Clues on theorem proving tools?

I'm trying to prove $[a \cup (b \cap c ) = (a\cup b)\cap (a\cup c)]$ with Mathematica. But I don't know what function I should use. I've rewritten the sentence in the following way:

(a) \[Or] (b \[And] c) == (a \[Or] b) \[And] (a \[Or] c)

With $a$ being a symbol for $x\in a$ and the same for the other letters. I've just tried to evaluate:

(a) \[Or] (b \[And] c) == (a \[Or] b) \[And] (a \[Or] c)

but nothing happened. I've also tried to use:

SatisfiabilityInstances[(a) \[Or] (b \[And] c) == (a \[Or]
b) \[And] (a \[Or] c), {a, b, c}]

but I'm not sure I understand the output. I am aware of the BooleanTable, but I'd like to use some more advanced theorem proving tools in Mathematica. Could you give me a hint of where to go?

• Try Resolve and SameQ. – IPoiler Jan 26 '16 at 15:11
• BooleanTable[{a, b, c} -> Equal @@ {(a) \[Or] (b \[And] c), (a \[Or] b) \[And] (a \[Or] c)}, {a, b, c}] // Column – Dr. belisarius Jan 26 '16 at 15:32

You can compose TautologyQ and Equivalent

ClearAll[bEq]
bEq = TautologyQ @* Equivalent;

Examples:

bEq[a && (b || c), a && b || a && c]

True

table = Table[BooleanConvert[BooleanFunction[30, {a, b, c}], form],
{form, {"DNF", "CNF", "ANF", "NAND", "NOR", "ITE"}}]

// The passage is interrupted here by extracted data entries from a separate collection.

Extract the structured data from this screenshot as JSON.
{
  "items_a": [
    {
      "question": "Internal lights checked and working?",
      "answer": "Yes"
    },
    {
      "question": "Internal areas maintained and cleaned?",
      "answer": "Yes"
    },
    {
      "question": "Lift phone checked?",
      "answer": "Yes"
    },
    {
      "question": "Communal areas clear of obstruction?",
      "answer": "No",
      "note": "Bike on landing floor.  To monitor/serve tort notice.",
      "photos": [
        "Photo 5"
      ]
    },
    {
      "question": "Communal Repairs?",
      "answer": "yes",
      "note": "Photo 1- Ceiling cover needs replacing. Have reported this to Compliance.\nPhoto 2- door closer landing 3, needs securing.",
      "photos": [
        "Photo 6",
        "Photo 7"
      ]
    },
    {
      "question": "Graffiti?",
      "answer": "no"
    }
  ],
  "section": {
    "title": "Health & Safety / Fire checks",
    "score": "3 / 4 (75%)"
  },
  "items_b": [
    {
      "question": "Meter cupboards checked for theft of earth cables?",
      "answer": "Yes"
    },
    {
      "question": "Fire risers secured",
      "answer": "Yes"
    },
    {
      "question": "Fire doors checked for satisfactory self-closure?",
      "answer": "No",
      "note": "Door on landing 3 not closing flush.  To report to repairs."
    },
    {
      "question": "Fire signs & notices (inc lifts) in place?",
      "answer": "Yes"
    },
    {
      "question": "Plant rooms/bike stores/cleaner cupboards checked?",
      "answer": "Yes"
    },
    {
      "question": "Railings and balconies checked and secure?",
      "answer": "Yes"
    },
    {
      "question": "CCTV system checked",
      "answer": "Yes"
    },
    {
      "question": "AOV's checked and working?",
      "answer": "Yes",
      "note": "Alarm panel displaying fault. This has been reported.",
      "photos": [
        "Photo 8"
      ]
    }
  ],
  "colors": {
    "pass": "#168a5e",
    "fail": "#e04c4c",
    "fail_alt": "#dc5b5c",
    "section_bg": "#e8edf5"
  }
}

{(a && ! b && ! c) || (! a && b) || (! a && c),
(! a || ! b) && (! a || ! c) && (a || b || c),
a ⊻ b ⊻ c ⊻ (b && c),
(a ⊼ ! b ⊼ ! c) ⊼ (! a ⊼ b) ⊼ (! a ⊼ c),
(! a ⊽ ! b) ⊽ (! a ⊽ ! c) ⊽ (a ⊽ b ⊽ c),
If[a, If[b, False, If[c, False, True]], If[b, True, If[c, True, False]]]}

bEq @ table

True

Equivalent is effectively Equal for Boolean expressions.